Le premier mai vient de passer et me voilà sortie de l’austérité du monastère tout près de Niort ; calme, trop calme, vœux de silence difficile à maintenir. Vive les mauvaises herbes sur lesquelles j’ai pu pester tranquillement dès que j’étais seule en travaillant le jardin des nones. Mais il faut le reconnaître, ces bonnes femmes ont eu raison de mes douleurs, de mes blessures et m’ont fait perdre les quelques réserves charnelles que je pouvais avoir encore en trop. Non pas d’embonpoint tout de même mais quelques rondeurs que les hommes peuvent apprécier enfin… il me semble. Bon je m’égare…

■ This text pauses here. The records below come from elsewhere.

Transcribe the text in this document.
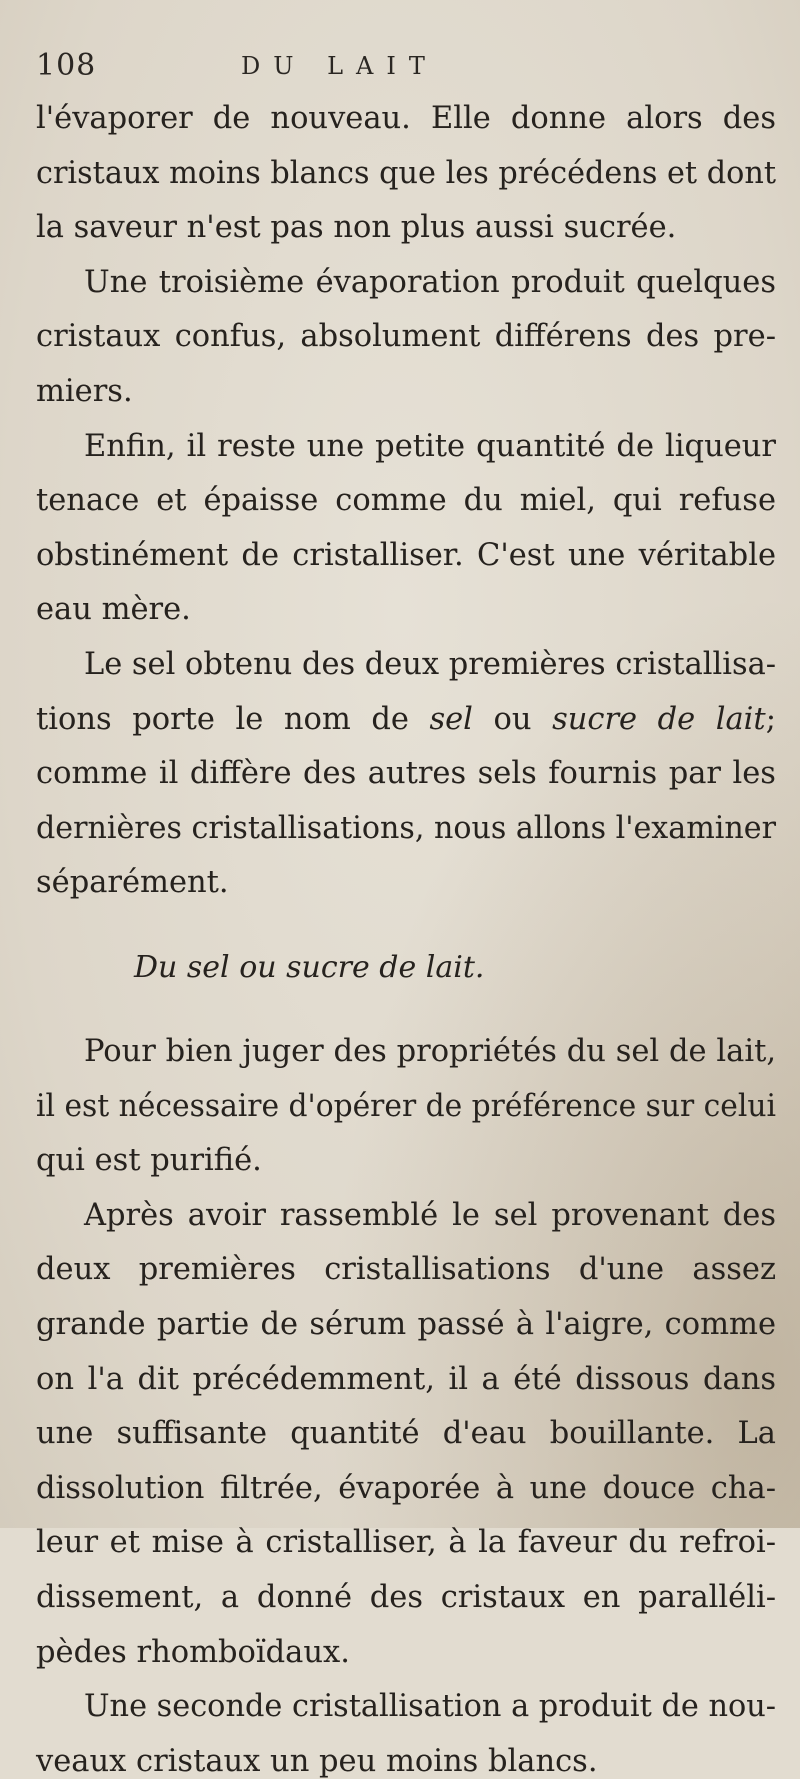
108	DU LAIT
l'évaporer de nouveau. Elle donne alors des
cristaux moins blancs que les précédens et dont
la saveur n'est pas non plus aussi sucrée.
Une troisième évaporation produit quelques
cristaux confus, absolument différens des pre-
miers.
Enfin, il reste une petite quantité de liqueur
tenace et épaisse comme du miel, qui refuse
obstinément de cristalliser. C'est une véritable
eau mère.
Le sel obtenu des deux premières cristallisa-
tions porte le nom de sel ou sucre de lait;
comme il diffère des autres sels fournis par les
dernières cristallisations, nous allons l'examiner
séparément.
Du sel ou sucre de lait.
Pour bien juger des propriétés du sel de lait,
il est nécessaire d'opérer de préférence sur celui
qui est purifié.
Après avoir rassemblé le sel provenant des
deux premières cristallisations d'une assez
grande partie de sérum passé à l'aigre, comme
on l'a dit précédemment, il a été dissous dans
une suffisante quantité d'eau bouillante. La
dissolution filtrée, évaporée à une douce cha-
leur et mise à cristalliser, à la faveur du refroi-
dissement, a donné des cristaux en paralléli-
pèdes rhomboïdaux.
Une seconde cristallisation a produit de nou-
veaux cristaux un peu moins blancs.
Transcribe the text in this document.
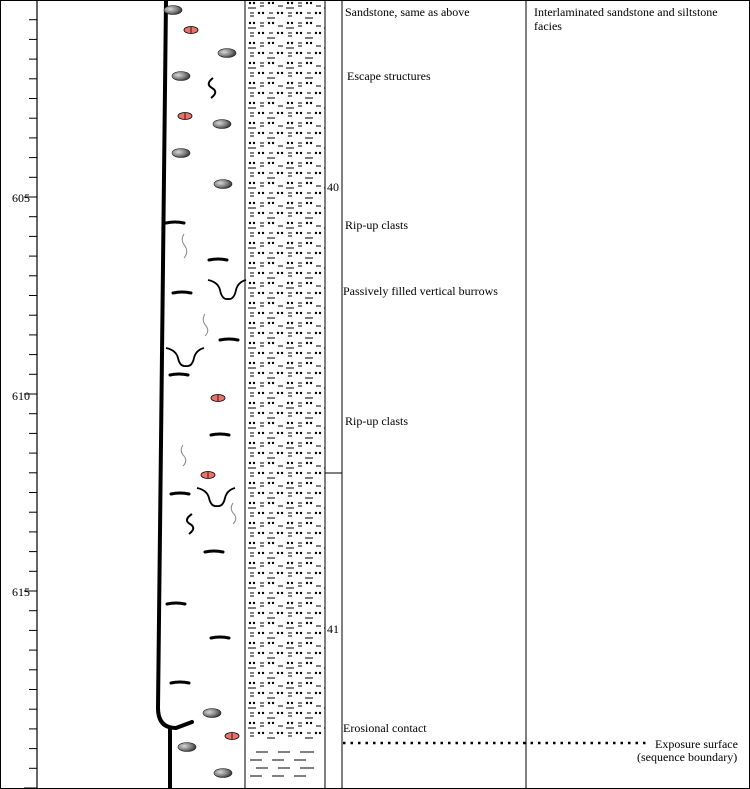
605
610
615
40
41
Sandstone, same as above
Escape structures
Rip-up clasts
Passively filled vertical burrows
Rip-up clasts
Erosional contact
Interlaminated sandstone and siltstone facies
Exposure surface
(sequence boundary)
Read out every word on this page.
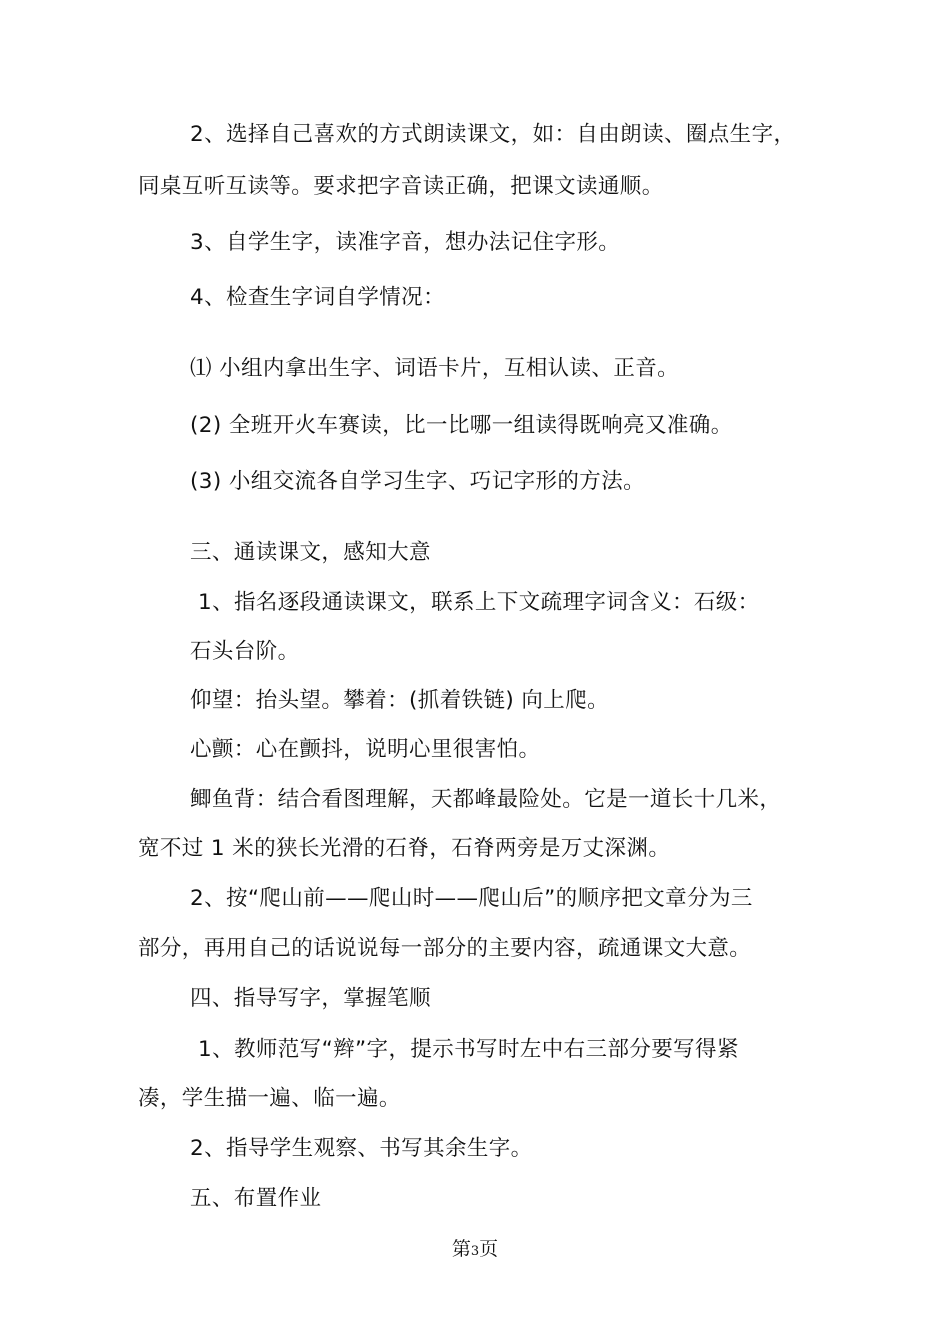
2、选择自己喜欢的方式朗读课文，如：自由朗读、圈点生字，

同桌互听互读等。要求把字音读正确，把课文读通顺。

3、自学生字，读准字音，想办法记住字形。

4、检查生字词自学情况：

⑴ 小组内拿出生字、词语卡片，互相认读、正音。

(2) 全班开火车赛读，比一比哪一组读得既响亮又准确。

(3) 小组交流各自学习生字、巧记字形的方法。

三、通读课文，感知大意

1、指名逐段通读课文，联系上下文疏理字词含义：石级：

石头台阶。

仰望：抬头望。攀着：(抓着铁链) 向上爬。

心颤：心在颤抖，说明心里很害怕。

鲫鱼背：结合看图理解，天都峰最险处。它是一道长十几米，

宽不过 1 米的狭长光滑的石脊，石脊两旁是万丈深渊。

2、按“爬山前——爬山时——爬山后”的顺序把文章分为三

部分，再用自己的话说说每一部分的主要内容，疏通课文大意。

四、指导写字，掌握笔顺

1、教师范写“辫”字，提示书写时左中右三部分要写得紧

凑，学生描一遍、临一遍。

2、指导学生观察、书写其余生字。

五、布置作业

第3页
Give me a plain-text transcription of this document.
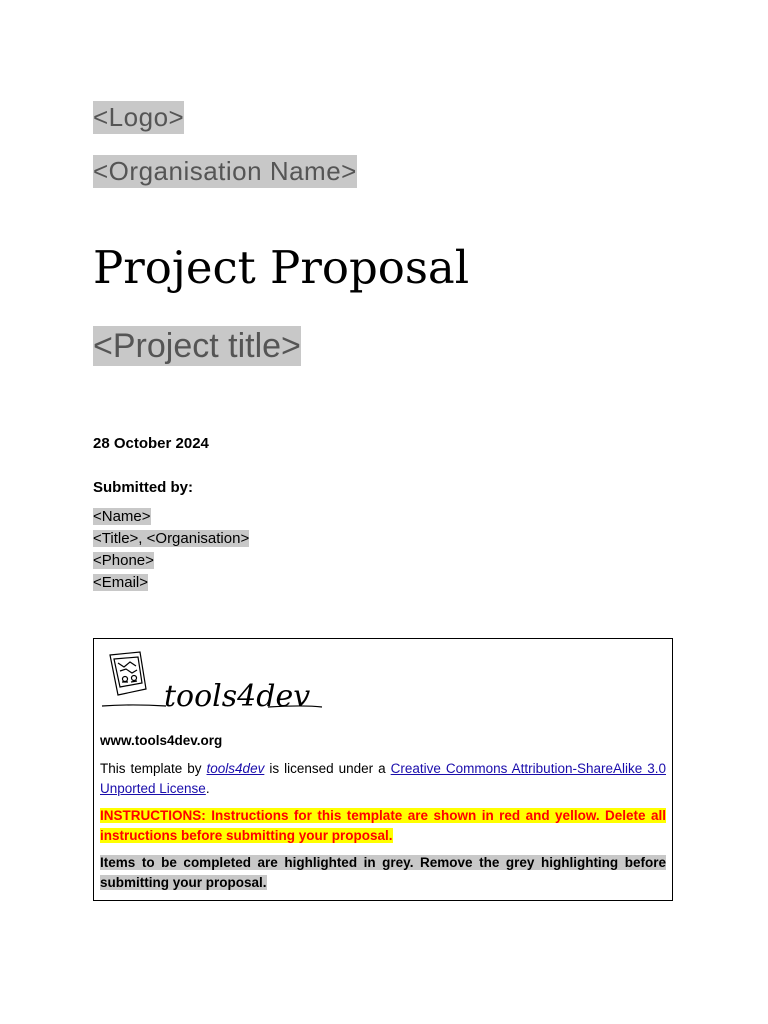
<Logo>
<Organisation Name>
Project Proposal
<Project title>
28 October 2024
Submitted by:
<Name>
<Title>, <Organisation>
<Phone>
<Email>
tools4dev
www.tools4dev.org
This template by tools4dev is licensed under a Creative Commons Attribution-ShareAlike 3.0 Unported License.
INSTRUCTIONS: Instructions for this template are shown in red and yellow. Delete all instructions before submitting your proposal.
Items to be completed are highlighted in grey. Remove the grey highlighting before submitting your proposal.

Ah oui journal, je ne t’ai pas dit ... mes blessures… c’est que j’ai eu dans ma grange un petit accident, rien de grave mais une fâcheuse situation car oui j’étais nue enfin… plutôt enrubannée comme une momie presque, dans le drap qui m’attendait à la sortie du bain. Bon il faut dire que je n’avais pas prévu de visite à cette heure là, quand j’ai voulu enlever la poussière, trempée dans un bon bain chaud. Mais voilà Urp avait décidé de me rendre visite, je me hâte, me prend les pieds dans le drap et patatras me voilà le coude amortissant la chute ensanglanté et la cheville prisonnière du drap, tordue. Blessée mais digne malgré tout, ma vertu n’a souffert de rien et mon ami m’a conduit gentiment chez les nones pour y être soignée.

Me voilà donc aujourd’hui de retour dans ma grange, un bouquet de muguet, de jacinthes sauvages en main et trace nulle part d’ami. Pas d'autre rencontre intempestive non plus.

Je pense à repartir, car pas de nouvelle ne veut pas dire bonne nouvelle. Qui vivra verra m’a-t-on appris récemment alors je veux vivre… et je verrai.